INTERVIEW – Serbia’s Pirot Free Zone To Seek Investors for 7.0 Mln Euro Intermodal Terminal

The free zone is located in the town of Pirot which lies on the pan-European transport Corridor X connecting Asia with Western Europe. It also is close to Corridor IV, linking Greece and Turkey with Northern Europe, and Corridor VIII, linking Italy and the Bulgarian Black Sea coast via Albania. These corridors connect landlocked Serbia with the Bulgarian Black Sea ports of Burgas and Varna, Greece's Aegean port of Thessaloniki and Montenegro's Adriatic port of Bar.

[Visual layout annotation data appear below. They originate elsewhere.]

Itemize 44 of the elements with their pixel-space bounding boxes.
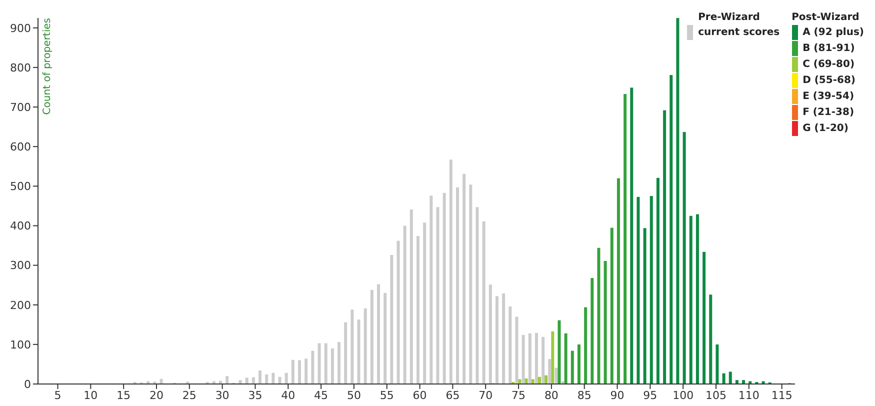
x-tick-label: 55	[380, 388, 394, 402]
x-tick-label: 100	[672, 388, 694, 402]
y-axis-title: Count of properties	[42, 18, 53, 115]
x-tick-label: 10	[84, 388, 98, 402]
x-tick-label: 115	[771, 388, 792, 402]
x-tick-label: 45	[314, 388, 328, 402]
legend-label: current scores	[697, 26, 780, 40]
legend-title: Post-Wizard	[792, 12, 860, 23]
x-tick-label: 50	[346, 388, 361, 402]
annotation: Pre-Wizard	[697, 12, 761, 23]
y-tick-label: 0	[24, 378, 31, 391]
legend-label: A (92 plus)	[802, 26, 864, 40]
x-tick-label: 25	[182, 388, 196, 402]
x-tick-label: 35	[248, 388, 262, 402]
y-tick-label: 500	[10, 180, 31, 194]
x-tick-label: 30	[215, 388, 230, 402]
legend-label: F (21-38)	[802, 106, 856, 120]
x-tick-label: 20	[149, 388, 164, 402]
y-tick-label: 900	[10, 22, 31, 35]
legend-label: G (1-20)	[802, 122, 850, 136]
x-tick-label: 105	[706, 388, 727, 402]
x-tick-label: 110	[738, 388, 760, 402]
y-tick-label: 300	[10, 259, 31, 272]
y-tick-label: 800	[10, 61, 31, 74]
y-tick-label: 100	[10, 338, 31, 352]
y-tick-label: 400	[10, 220, 31, 233]
legend-label: B (81-91)	[802, 42, 856, 56]
y-tick-label: 700	[10, 100, 31, 114]
x-tick-label: 5	[54, 388, 62, 402]
x-tick-label: 70	[478, 388, 493, 402]
x-tick-label: 65	[446, 388, 460, 402]
x-tick-label: 15	[116, 388, 131, 402]
legend-label: D (55-68)	[802, 74, 856, 88]
x-tick-label: 60	[412, 388, 427, 402]
x-tick-label: 40	[281, 388, 296, 402]
x-tick-label: 90	[610, 388, 624, 402]
x-tick-label: 95	[643, 388, 658, 402]
y-tick-label: 200	[10, 298, 31, 312]
y-tick-label: 600	[10, 140, 31, 154]
legend-label: E (39-54)	[802, 90, 856, 104]
legend-label: C (69-80)	[802, 58, 856, 72]
x-tick-label: 75	[512, 388, 526, 402]
x-tick-label: 80	[544, 388, 558, 402]
x-tick-label: 85	[577, 388, 592, 402]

“For now we only have the idea, we are holding talks with everyone and we have a lot of support,” Kostic told SeeNews on the sidelines of the conference Bulgaria 2009 - 2013 Economic Visions for European Development organised in Sofia by the Bulgarian Economic Forum (www.biforum.org) last month.

The free zone’s partners in the intermodal terminal project are the municipalities of Pirot and Bulgaria’s town of Pernik, the Italian agency for promotion of logistics and freight transport Logica, German freight village association DGG, Serbia’s Tigar Corporation and the national railway operators of Serbia and Bulgaria.

Kostic said a tender for a feasibility study of the project will be launched in the first half of next year.

“After the feasibility study, we will look for partners. European funds or a private partnership, all the same."

“We reckon the terminal would cost seven million euro because it is not as big as the intermodal terminal in Sofia, which will cost 25 million euro," said Kostic.

He added the project needs a strong institutional support in order to be accomplished in the next five years.

The Pirot free zone has 65 hectares of land and plans to increase the area to 150 hectares, including the future terminal. The zone has railways, which can accommodate freight trains.

The planned intermodal terminal would act as a transfer point of cargo from rail cars to trucks and the other way round, using special truck-carrying “Ro-La” train cars. It will also contain storage, reloading and packaging facilities and will service container cargo.

PIROT FREE ZONE

Kostic said the Pirot free zone had 300 million euro turnover with 200 million euro coming from exports last year.

“So we expect the companies that operate there to generate the same turnover this year.”

Seven production companies and 140 trading firms operate in the Pirot free zone.

Kostic said Italian electric cables recycler Europa Technologi is the newest firm to start operations in the zone, while a famous German textile company is in negotiations. He declined to name it.

The companies doing business in the zone benefit from Serbia’s trade agreement with Russia. If at least 51% of a company's output is produced in Serbia, this enables the firm to export it to Russia at a customs rate of just 1.0%.

Serbia has four free economic zones: in Pirot, Novi Sad, Subotica and Zrenjanin. The country plans to set up around 15 more over the next two years.